Robert Lebel nous parle d’un projet qu’il a  mis au monde,  en Estrie, au Québec, dans la région de Thetford Mines. Monsieur Lebel a grandi dans une région où cohabitaient des communautés de diverses confessions. Il désirait créer un lieu où pourraient cohabiter ces différences dans la prière et le ressourcement. Ce lieu porte le nom de Versant-la-Noël.
La caractéristique particulière de Versant-la-Noël est son ouverture sur l’œcuménisme et l’interreligieux. Robert Lebel nous conte la mise sur pieds de ce rêve qu’il surnomme
la Tente de la Rencontre.
ROBERT LEBEL

Robert Lebel est prêtre. Il est directeur du district canadien Volontas Dei. Il est bien connu au Québec comme compositeur-interprète depuis plus de trois décennies. Il est le fondateur, avec des collaborateurs précieux, de Versant-la-Noël, un lieu de prière et de ressourcement, reconnu pour son identité œcuménique et interreligieuse.

L’année 1996 marquait le centenaire de l’église de Pontbriand. Préparant cet anniversaire avec la communauté du village, j’ai été invité à créer des mots et des musiques pour l’évènement. En mijotant ces chansons et en m’imprégnant des sources de notre histoire locale, je me suis mis à penser à tous ceux et celles qui ont « écrit leur foi » ici même à Pontbriand et dans toute la région avoisinante de l’Amiante où l’on retrouve, comme dans bien des villages de l’Estrie, des communautés de diverses confessions.
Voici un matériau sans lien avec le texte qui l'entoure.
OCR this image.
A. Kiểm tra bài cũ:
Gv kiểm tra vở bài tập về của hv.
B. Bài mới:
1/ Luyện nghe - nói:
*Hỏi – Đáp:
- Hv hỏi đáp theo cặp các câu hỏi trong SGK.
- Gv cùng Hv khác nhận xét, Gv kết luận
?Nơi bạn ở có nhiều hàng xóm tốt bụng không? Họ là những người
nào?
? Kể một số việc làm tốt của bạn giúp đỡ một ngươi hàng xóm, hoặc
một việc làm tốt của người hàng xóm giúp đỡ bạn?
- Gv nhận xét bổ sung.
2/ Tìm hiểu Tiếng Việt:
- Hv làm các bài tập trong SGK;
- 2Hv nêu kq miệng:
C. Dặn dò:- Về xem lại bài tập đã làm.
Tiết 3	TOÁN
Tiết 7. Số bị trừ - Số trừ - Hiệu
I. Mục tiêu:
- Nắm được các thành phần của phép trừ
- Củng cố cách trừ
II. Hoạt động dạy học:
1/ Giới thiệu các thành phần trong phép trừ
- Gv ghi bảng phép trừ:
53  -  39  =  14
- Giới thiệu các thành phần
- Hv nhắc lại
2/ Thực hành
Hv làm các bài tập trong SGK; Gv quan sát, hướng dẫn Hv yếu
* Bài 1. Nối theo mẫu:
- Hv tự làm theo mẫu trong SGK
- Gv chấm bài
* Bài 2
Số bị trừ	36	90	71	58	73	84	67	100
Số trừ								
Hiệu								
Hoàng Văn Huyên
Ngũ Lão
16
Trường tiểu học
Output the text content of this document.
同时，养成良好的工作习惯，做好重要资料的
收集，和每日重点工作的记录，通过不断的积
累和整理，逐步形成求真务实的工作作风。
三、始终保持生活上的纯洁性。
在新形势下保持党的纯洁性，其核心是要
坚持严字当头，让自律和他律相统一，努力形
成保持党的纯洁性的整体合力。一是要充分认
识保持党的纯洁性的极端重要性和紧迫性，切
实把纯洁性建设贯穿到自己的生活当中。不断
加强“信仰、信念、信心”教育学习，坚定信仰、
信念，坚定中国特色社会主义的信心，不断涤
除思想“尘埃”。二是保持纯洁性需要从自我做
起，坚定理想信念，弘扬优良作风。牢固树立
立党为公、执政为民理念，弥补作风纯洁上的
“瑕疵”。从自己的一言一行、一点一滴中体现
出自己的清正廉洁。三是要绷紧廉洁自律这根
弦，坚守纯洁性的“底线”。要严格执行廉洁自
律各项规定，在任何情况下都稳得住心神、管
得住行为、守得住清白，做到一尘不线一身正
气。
« Tout petit, je comprenais mal qu’on puisse fréquenter nos voisins protestants et jouer avec eux… sans pouvoir entrer dans leur église. »
CÉLÉBRER LA DIVERSITÉ

Habité par cette ambiance et cette histoire… une intuition, un rêve, un projet se dessinaient en moi. L’idée de créer un espace de prière qui célèbre la beauté de notre histoire régionale marquée par la diversité culturelle et multiconfessionnelle : tout autour… lieux de culte catholique, églises Unies, presbytériennes, anglicanes, évangéliques et, sans lieu de culte, quelques familles d’origine ukrainienne et leurs racines orthodoxes. Peut-être était-ce un écho de ma mémoire d’enfant, moi qui suis né entre deux églises, protestante et anglicane, à Richmond. Tout petit, je comprenais mal qu’on puisse fréquenter nos voisins protestants et jouer avec eux… sans pouvoir entrer dans leur église.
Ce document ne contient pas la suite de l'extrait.